Neyse ki muayene sorunsuz şekilde tamamlandı (21.02.2024), forumda Unganlar deneyimleriyle alakalı birçok tecrübe yazıldığı için bu kısmı çok uzatmayacağım, kan tahlili için 45 USD, muayene sonrası için ise 340 USD olarak tüm ödemeleri kredi kartımla gerçekleştirdim. Bir sonraki gün 15:00'de sonuçları teslim alabileceğimi söylediler. Sonuçları aldım ardından 6 Mart tarihinde mülakatım için tekrar Ankaraya gelmek üzere, ikamet ettiğim şehir olan İzmir'e yola çıktım.
MÜLAKAT RANDEVUSU (06.03.2024 - 08:00)
Mülakat tarihimden bir gün önce Ankaraya geldim. Sabah 08:00'deki randevum için 07:00 saatinde Aydınlıkevler konumundan yola çıktım. Konsolosluğa vardığımda arkadaşlarıma eşyalarımı bıraktım. Yaklaşık 50-60 kişilik bir sıranın arkasına girdim. Adliyelerdeki mübaşirlere benzeyen bir abi ''08:00 randevusu olanlar sol tarafa ayrılsın lütfen'' diyince biraz rahatladım. Sol tarafa doğru ilerledim, sonrasında ''sadece pasaportlarınız lütfen'' cümlesini duydum. Pasaportları teslim ederek aramanın ardından mülakatın yapılacagı diğer binaya yönlendirildik. (100 metre kadar taş bir yoldan yürüyerek)
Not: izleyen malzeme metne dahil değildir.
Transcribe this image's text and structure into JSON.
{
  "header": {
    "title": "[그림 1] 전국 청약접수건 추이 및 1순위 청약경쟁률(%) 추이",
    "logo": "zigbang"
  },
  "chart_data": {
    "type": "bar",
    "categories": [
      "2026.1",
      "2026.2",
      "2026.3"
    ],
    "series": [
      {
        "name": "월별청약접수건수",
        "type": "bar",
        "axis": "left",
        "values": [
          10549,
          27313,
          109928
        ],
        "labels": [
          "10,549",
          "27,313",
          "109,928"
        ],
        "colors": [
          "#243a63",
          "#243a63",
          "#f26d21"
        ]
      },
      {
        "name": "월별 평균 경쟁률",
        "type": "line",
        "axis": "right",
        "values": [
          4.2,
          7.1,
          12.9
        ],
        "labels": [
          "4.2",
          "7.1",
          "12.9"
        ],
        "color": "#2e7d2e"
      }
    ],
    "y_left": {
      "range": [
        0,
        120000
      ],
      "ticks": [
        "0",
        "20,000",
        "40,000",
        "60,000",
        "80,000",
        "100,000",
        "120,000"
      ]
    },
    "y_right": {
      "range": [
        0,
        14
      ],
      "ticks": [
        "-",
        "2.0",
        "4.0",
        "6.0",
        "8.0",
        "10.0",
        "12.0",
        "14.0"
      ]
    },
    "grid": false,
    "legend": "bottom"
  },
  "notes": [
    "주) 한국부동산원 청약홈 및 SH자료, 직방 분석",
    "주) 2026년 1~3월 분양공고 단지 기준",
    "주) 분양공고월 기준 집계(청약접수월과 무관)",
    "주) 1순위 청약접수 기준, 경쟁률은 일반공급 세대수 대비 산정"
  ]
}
Binaya ulaşınca turist vizesi için gelen ciddi bir kalabalık olduğunu farkettim. Bir numara verdiler ve ödeme yapmam için vezneye yönlendirildim, sıram gelince hemen karşımdaki vezneye 330 usd olarak ödeme yaptım.
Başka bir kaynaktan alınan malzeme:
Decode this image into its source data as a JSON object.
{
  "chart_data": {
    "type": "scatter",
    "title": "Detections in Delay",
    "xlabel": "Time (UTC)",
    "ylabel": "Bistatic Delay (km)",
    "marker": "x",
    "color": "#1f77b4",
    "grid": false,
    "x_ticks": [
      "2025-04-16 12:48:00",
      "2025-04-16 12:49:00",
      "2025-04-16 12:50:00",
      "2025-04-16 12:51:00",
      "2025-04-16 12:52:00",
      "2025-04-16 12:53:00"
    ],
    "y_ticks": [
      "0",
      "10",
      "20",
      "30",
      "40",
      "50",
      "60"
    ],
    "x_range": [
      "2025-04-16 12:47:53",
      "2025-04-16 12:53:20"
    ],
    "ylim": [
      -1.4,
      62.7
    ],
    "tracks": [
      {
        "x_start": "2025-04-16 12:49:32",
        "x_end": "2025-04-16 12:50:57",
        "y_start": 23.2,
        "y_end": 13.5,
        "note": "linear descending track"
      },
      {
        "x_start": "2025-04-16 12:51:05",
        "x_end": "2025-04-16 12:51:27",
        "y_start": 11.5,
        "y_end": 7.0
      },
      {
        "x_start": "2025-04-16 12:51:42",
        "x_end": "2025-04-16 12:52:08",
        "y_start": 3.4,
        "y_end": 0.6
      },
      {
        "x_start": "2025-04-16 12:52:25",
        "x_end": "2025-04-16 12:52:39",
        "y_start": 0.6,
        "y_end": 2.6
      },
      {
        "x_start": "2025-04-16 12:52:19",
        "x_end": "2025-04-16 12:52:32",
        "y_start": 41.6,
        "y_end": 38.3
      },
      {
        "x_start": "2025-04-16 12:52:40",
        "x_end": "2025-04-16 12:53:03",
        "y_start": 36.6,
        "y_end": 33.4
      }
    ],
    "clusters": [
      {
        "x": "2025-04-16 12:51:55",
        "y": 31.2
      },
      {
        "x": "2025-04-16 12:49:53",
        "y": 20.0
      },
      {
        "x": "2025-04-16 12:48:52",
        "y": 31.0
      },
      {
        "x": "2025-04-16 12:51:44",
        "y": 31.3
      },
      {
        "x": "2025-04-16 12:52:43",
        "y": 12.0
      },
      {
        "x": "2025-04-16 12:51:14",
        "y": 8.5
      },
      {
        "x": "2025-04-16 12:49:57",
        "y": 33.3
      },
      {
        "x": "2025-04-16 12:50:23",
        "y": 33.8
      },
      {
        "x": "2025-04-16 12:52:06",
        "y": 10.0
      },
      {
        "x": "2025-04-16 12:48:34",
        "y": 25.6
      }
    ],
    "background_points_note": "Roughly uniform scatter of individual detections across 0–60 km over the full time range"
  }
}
Ödemenizi kartla yapacaksanız, kartınızın üzerinde kesinlikle sizin isminizin yazması gerekiyor, farklı bir kart ya da üzerinde isim yazmayan bir kart olursa kabul etmiyorlar ek olarak size bir süre verip eksik evrağınız ya da para vs eksiğiniz varsa tamamlamanız için dışarı yolluyorlar
(Bu sorunu yaşayan birkaç kişiyle denk geldim ama kendilerine verilen ek sürede eksikleri tamamladılar sorun olmadı)
Ödemeyi yaptıktan sonra bir numara alıp L şeklindeki veznenin sağ tarafına, koridorun diğer tarafına yönlendirildim. 15 dakika sonra sıram geldi ve çok fazla gülümsemeyen bir hanımefendiye evraklarımı teslim ettim.
°Pasaport ve fotokopisi
°2 adet 5x5 boyutunda Amerikan vizesi standartlarına uygun fotoğraf
°Vukuatlı nüfus kayıt örneği (Doğum belgesi)
°Arşiv kayıtlı adli sicil kaydı
°Üniversite diploması ve fotokopisi
°6 aylık banka hesap dökümü (2 yetkili tarafından imzalanmış) ve imza sirküleri
°Ds260 formundaki adresi değiştirip yeni bir adres yazdım
(Yanına gideceğiniz kişinin isim soyisim ve telefon numarasını da yazmanızda fayda var)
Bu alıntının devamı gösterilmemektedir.